DOMICILEThe Starter Home: What’s the Deal?

The current housing market fiasco was rooted in the subprime mortgage market.
No money? No problem—your dream home is yours with little or no money down. The problem of course was that those adjustable-rate mortgages eventually shot skyward, leaving hapless homeowners in the poor house.
The mortgage meltdown gave new meaning to the term “starter home.” For one, it used to be that a starter home was, well, a home. These days, first-timers are more likely to buy a condo or a townhouse.
Take Mark Torossian, 25, who bought his Cliffside Park condo in Winston Towers this past October, never considering the white-picket-fence route.

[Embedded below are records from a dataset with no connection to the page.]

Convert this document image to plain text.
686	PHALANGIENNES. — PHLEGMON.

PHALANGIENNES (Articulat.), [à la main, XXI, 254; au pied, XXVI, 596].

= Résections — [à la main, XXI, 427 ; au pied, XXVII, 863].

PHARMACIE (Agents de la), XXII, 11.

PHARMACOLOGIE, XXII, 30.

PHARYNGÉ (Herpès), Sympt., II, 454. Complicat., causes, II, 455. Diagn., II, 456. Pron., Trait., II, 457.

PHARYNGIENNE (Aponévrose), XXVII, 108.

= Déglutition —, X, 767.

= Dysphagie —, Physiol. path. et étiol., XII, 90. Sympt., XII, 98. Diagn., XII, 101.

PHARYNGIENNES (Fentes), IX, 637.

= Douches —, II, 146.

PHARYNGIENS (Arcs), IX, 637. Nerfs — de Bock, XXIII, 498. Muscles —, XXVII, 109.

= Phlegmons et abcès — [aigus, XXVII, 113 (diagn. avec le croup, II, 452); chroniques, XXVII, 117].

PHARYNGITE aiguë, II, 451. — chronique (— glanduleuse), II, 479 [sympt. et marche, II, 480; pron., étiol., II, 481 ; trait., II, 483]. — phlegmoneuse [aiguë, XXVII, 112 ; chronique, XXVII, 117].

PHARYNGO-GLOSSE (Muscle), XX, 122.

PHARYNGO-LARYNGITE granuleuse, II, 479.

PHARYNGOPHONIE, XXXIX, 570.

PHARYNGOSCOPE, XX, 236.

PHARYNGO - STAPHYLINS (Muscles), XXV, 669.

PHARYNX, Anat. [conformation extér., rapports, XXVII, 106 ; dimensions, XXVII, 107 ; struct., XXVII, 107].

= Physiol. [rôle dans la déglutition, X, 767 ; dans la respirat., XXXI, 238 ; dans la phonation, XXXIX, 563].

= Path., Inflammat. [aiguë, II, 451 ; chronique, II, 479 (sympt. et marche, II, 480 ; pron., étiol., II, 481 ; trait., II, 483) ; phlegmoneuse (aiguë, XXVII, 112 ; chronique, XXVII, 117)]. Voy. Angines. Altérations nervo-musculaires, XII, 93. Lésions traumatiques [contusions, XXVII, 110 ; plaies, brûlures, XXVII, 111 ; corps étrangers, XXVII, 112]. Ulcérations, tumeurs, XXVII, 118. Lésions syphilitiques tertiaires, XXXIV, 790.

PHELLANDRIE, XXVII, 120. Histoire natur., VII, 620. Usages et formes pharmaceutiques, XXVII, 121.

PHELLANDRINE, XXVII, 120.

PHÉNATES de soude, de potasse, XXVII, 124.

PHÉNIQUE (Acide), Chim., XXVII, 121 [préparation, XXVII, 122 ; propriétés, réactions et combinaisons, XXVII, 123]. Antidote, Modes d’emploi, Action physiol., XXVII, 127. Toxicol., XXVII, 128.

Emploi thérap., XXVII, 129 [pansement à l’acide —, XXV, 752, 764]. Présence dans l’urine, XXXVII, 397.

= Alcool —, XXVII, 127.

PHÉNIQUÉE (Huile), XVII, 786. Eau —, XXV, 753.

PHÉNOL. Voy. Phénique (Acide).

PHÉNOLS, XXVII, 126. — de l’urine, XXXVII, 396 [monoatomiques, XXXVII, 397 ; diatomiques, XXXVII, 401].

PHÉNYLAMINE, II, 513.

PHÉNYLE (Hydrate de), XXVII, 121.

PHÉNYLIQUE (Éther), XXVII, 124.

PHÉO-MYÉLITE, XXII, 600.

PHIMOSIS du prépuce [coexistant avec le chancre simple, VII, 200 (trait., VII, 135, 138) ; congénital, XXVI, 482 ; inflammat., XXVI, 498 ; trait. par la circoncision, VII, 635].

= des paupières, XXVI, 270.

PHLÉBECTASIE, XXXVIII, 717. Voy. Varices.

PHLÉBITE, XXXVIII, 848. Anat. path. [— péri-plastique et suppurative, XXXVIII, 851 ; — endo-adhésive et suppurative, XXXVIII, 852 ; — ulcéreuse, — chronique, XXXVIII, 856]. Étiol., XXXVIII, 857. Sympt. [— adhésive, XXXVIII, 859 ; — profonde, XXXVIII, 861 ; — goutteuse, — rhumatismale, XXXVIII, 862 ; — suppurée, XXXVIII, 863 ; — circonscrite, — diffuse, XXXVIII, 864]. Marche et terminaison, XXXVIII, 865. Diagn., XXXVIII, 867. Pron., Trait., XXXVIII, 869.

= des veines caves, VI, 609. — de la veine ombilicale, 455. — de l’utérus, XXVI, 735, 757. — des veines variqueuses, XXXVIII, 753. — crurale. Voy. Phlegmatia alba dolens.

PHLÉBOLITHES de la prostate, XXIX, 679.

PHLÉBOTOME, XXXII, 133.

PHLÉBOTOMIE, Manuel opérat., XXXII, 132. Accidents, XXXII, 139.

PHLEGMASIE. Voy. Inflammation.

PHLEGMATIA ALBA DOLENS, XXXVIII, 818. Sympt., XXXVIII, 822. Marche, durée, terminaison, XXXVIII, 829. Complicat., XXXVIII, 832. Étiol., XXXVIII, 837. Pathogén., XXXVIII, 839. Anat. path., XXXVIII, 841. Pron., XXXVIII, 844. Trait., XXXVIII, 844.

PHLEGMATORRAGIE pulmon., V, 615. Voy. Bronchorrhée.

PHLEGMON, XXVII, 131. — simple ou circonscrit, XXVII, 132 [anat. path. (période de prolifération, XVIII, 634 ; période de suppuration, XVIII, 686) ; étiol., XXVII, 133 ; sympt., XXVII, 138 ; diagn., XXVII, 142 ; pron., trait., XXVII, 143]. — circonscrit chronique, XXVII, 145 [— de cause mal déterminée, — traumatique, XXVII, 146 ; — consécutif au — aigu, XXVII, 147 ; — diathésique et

“I didn’t want to deal with ordering oil and shoveling snow,” says Torossian, who plans on staying in his two-bedroom condo for at least five years and perhaps renting it out when he does move.
Thanks to a disastrous sellers’ market, and buyers who demand urban conveniences, the whole notion of a starter home has changed.

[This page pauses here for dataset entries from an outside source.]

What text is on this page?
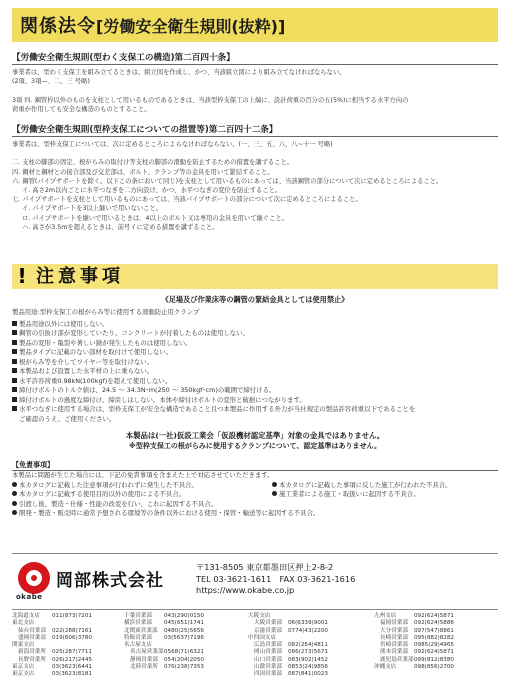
関係法令 [労働安全衛生規則(抜粋)]
【労働安全衛生規則(型わく支保工の構造)第二百四十条】

事業者は、型わく支保工を組み立てるときは、組立図を作成し、かつ、当該組立図により組み立てなければならない。

(2項、3項—、二、三 号略)

3項 四. 鋼管枠以外のものを支柱として用いるものであるときは、当該型枠支保工の上端に、設計荷重の百分の五(5%)に相当する水平方向の

荷重が作用しても安全な構造のものとすること。

【労働安全衛生規則(型枠支保工についての措置等)第二百四十二条】

事業者は、型枠支保工については、次に定めるところによらなければならない。(一、三、五、六、八~十一 号略)

二. 支柱の脚部の固定、根がらみの取付け等支柱の脚部の滑動を防止するための措置を講ずること。

四. 鋼材と鋼材との接合部及び交差部は、ボルト、クランプ等の金具を用いて緊結すること。

六. 鋼管(パイプサポートを除く。以下この条において同じ)を支柱として用いるものにあっては、当該鋼管の部分について次に定めるところによること。

イ. 高さ2m以内ごとに水平つなぎを二方向設け、かつ、水平つなぎの変位を防止すること。

七. パイプサポートを支柱として用いるものにあっては、当該パイプサポートの部分について次に定めるところによること。

イ. パイプサポートを3以上継いで用いないこと。

ロ. パイプサポートを継いで用いるときは、4以上のボルト又は専用の金具を用いて継ぐこと。

ハ. 高さが3.5mを超えるときは、前号イに定める措置を講ずること。

! 注意事項
《足場及び作業床等の鋼管の緊結金具としては使用禁止》
製品用途:型枠支保工の根がらみ等に使用する滑動防止用クランプ
製品用途以外には使用しない。
鋼管の引抜け部が変形していたり、コンクリートが付着したものは使用しない。
製品の変形・亀裂や著しい錆が発生したものは使用しない。
製品タイプに記載のない部材を取付けて使用しない。
根がらみ等を介してワイヤー等を取付けない。
本製品および設置した水平材の上に乗らない。
水平許容荷重0.98kN(100kgf)を超えて使用しない。
締付けボルトのトルク値は、24.5 ～ 34.3N･m(250 ～ 350kgf･cm)の範囲で締付ける。
締付けボルトの過度な締付け、締戻しはしない。本体や締付けボルトの変形と破損につながります。
水平つなぎに使用する場合は、型枠支保工が安全な構造であること且つ本製品に作用する外力が当社規定の製品許容荷重以下であることを
ご確認のうえ、ご使用ください。
本製品は(一社)仮設工業会「仮設機材認定基準」対象の金具ではありません。
※型枠支保工の根がらみに使用するクランプについて、認定基準はありません。
【免責事項】
本製品に問題が生じた場合には、下記の免責事項を含まえた上で対応させていただきます。
本カタログに記載した注意事項が行われずに発生した不具合。
本カタログに記載する使用目的以外の使用による不具合。
引渡し後、製造・仕様・性能の改変を行い、これに起因する不具合。
開発・製造・販売時に通常予想される環境等の条件以外における使用・保管・輸送等に起因する不具合。
本カタログに記載した事項に反した施工が行われた不具合。
施工業者による施工・取扱いに起因する不具合。
okabe
岡部株式会社
〒131-8505 東京都墨田区押上2-8-2
TEL 03-3621-1611　FAX 03-3621-1616
https://www.okabe.co.jp
北海道支店	011(873)7201
東北支店
仙台営業部	022(288)7161
盛岡営業部	019(606)3780
関東支店
新潟営業所	025(287)7711
長野営業所	026(217)2445
東京支店	03(3623)6441
東京支店	03(3623)8181
千葉営業部	043(290)0150
横浜営業部	045(651)1741
北関東営業部	0480(25)5656
特販営業部	03(5637)7196
名古屋支店
名古屋営業部 0568(71)6321
静岡営業部	054(204)2050
北陸営業所	076(238)7353
大阪支店
大阪営業部	06(6339)9001
京滋営業部	0774(43)2200
中四国支店
広島営業部	082(254)4811
岡山営業部	086(273)5671
山口営業部	083(902)1452
山陰営業部	0853(24)9856
四国営業部	087(841)0023
九州支店	092(624)5871
福岡営業部	092(624)5886
大分営業部	097(547)8861
長崎営業部	095(882)8282
宮崎営業部	0985(29)4965
熊本営業部	092(624)5871
鹿児島営業部 099(812)8380
沖縄支店	098(856)2700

Buyers used to look at their first purchase as just that—their first—with an eye toward selling soon.
“Now a lot of first-time buyers are looking at it as building up a real estate portfolio and they may never sell,” says Fort Lee Realtor Nelson Chen. “They may move eventually, but they’ll keep that first condo and rent it out.”
Buyers are also staying longer in their homes because a weaker sales market means it takes longer to recoup an investment.
“It used to be that people might have stayed maybe two or five years,” Chen says. “Now they have to stay at least five.”
First-timers are also shunning fixer-uppers.
“It used to be that people wanted ‘The House,’ and they were willing to do some work,” Chen says. “Now people are saying, ‘I can afford The House, but I don’t want it.’ People are busy.”
The way first-time buyers finance has also changed. Leading up to the subprime debacle, 80 percent of Chen’s clients took out adjustable-rate mortgages, or at the longest, seven-year mortgages. Now, burned by soaring rates, 90 percent take traditional 30-year fixed loans.
Just five years ago, Cliffside Park mortgage banker David Martinelli says his Wells Fargo office did very few Federal Housing Authority (FHA) loans. Now about one-third of his first-time buyers get mortgages from FHA, which offer a little more flexibility but still more scrutiny than the much-maligned subprime loans.
In this shaky market, Mark Torossian probably made the right decision.
“This is my opportunity to make a quality investment,” he says.